Proxy (Velocity / BungeeCord) Only addons that use the RTPAPI query/teleport surface are supported proxy-side: place the jar on the LeafRTP proxy plugin's classpath. Addons touching RTP.configs or world state are backend-only.

!!! tip "The <pluginDir>/addons/ folder" Every *.jar directly inside that folder is added to a child URLClassLoader whose parent is the classloader that loaded rtp-core, so the addon and the rtp-api/rtp-core types it references resolve to the same classes the running plugin uses. A missing or empty folder is a silent no-op, so the folder is purely optional - an addon dropped in the server's plugins/ folder is discovered too. A plain plugin jar with only a plugin.yml (and no META-INF/services descriptor) is ignored.

Programmatic registration

A platform adapter (or a back-compat shim) that already instantiated an addon can register it directly instead of relying on ServiceLoader:

RTP.addons.register(new MyAddon());

register(...) ignores null and duplicate instances. If core has already finished its load pass, a late registration is loaded eagerly so it is never silently dropped.


Lifecycle and timing

  1. Discovery + load. After rtp-core finishes initialising, a startup task runs RTP.addons.discover(), then RTP.addons.discoverFromDirectory(<pluginDir>/addons), then RTP.addons.loadAll(). loadAll() calls onLoad() exactly once per addon. Loading is deferred to a startup task so the RTPAPI delegates installed by the platform adapter (serverAccessor, hooks, the teleport delegate) are guaranteed non-null inside onLoad().
  2. Failure isolation. Each onLoad() / onUnload() is wrapped; a throwing addon is logged via RTP.log(Level.WARNING, ...) and cannot abort the load/unload of its peers.
  3. Unload. On RTP.stop() (server/plugin shutdown or /rtp reload teardown), RTP.addons.unloadAll() calls onUnload() on every addon and clears the registry. Release anything onLoad() allocated here.

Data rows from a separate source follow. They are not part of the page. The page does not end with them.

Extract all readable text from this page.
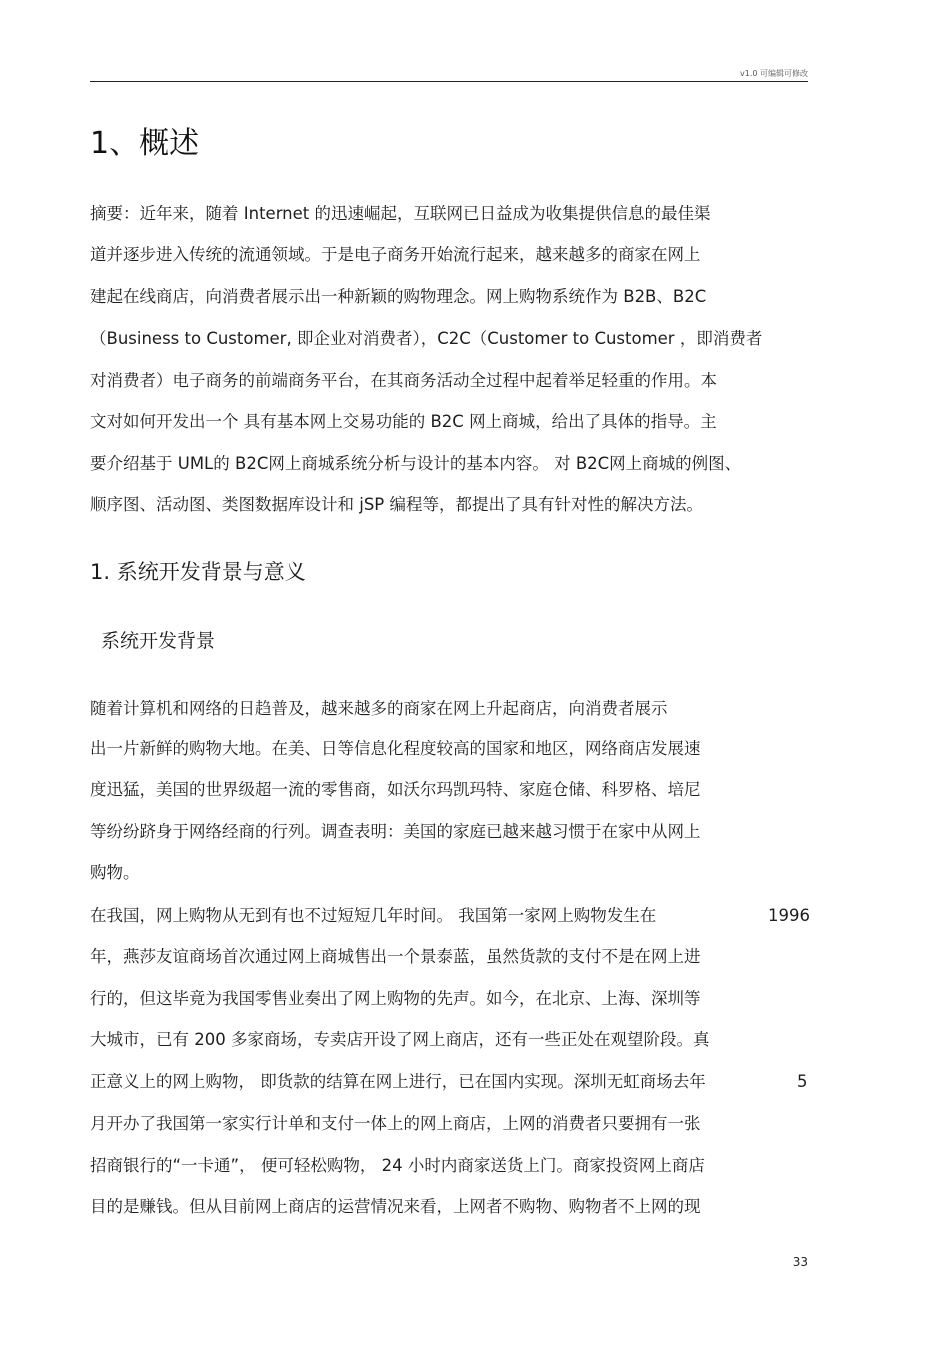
v1.0 可编辑可修改
1、概述
摘要：近年来，随着 Internet 的迅速崛起，互联网已日益成为收集提供信息的最佳渠
道并逐步进入传统的流通领域。于是电子商务开始流行起来，越来越多的商家在网上
建起在线商店，向消费者展示出一种新颖的购物理念。网上购物系统作为 B2B、B2C
（Business to Customer, 即企业对消费者），C2C（Customer to Customer ，即消费者
对消费者）电子商务的前端商务平台，在其商务活动全过程中起着举足轻重的作用。本
文对如何开发出一个 具有基本网上交易功能的 B2C 网上商城，给出了具体的指导。主
要介绍基于 UML的 B2C网上商城系统分析与设计的基本内容。 对 B2C网上商城的例图、
顺序图、活动图、类图数据库设计和 jSP 编程等，都提出了具有针对性的解决方法。
1. 系统开发背景与意义
系统开发背景
随着计算机和网络的日趋普及，越来越多的商家在网上升起商店，向消费者展示
出一片新鲜的购物大地。在美、日等信息化程度较高的国家和地区，网络商店发展速
度迅猛，美国的世界级超一流的零售商，如沃尔玛凯玛特、家庭仓储、科罗格、培尼
等纷纷跻身于网络经商的行列。调查表明：美国的家庭已越来越习惯于在家中从网上
购物。
在我国，网上购物从无到有也不过短短几年时间。 我国第一家网上购物发生在	1996
年，燕莎友谊商场首次通过网上商城售出一个景泰蓝，虽然货款的支付不是在网上进
行的，但这毕竟为我国零售业奏出了网上购物的先声。如今，在北京、上海、深圳等
大城市，已有 200 多家商场，专卖店开设了网上商店，还有一些正处在观望阶段。真
正意义上的网上购物， 即货款的结算在网上进行，已在国内实现。深圳无虹商场去年	5
月开办了我国第一家实行计单和支付一体上的网上商店，上网的消费者只要拥有一张
招商银行的“一卡通”， 便可轻松购物， 24 小时内商家送货上门。商家投资网上商店
目的是赚钱。但从目前网上商店的运营情况来看，上网者不购物、购物者不上网的现
33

!!! warning "Threading / safety rules for onLoad()" onLoad() runs on an RTP task thread, not the main thread. Inside it (and in any callback you register): do not block; never do synchronous chunk I/O on the main thread (S-005); never silently swallow a teleport failure (S-004) - log with RTP.log(Level.WARNING, msg, t); schedule platform-facing work through RTP.scheduler.


Verifying the addon loaded

On a successful load you will see in the server log:

[ADDONS] loaded addon: MyAddon

A discovery or instantiation failure surfaces as an [ADDONS] warning. If you see neither line, the jar is not on LeafRTP's classpath or the META-INF/services descriptor is missing or misnamed.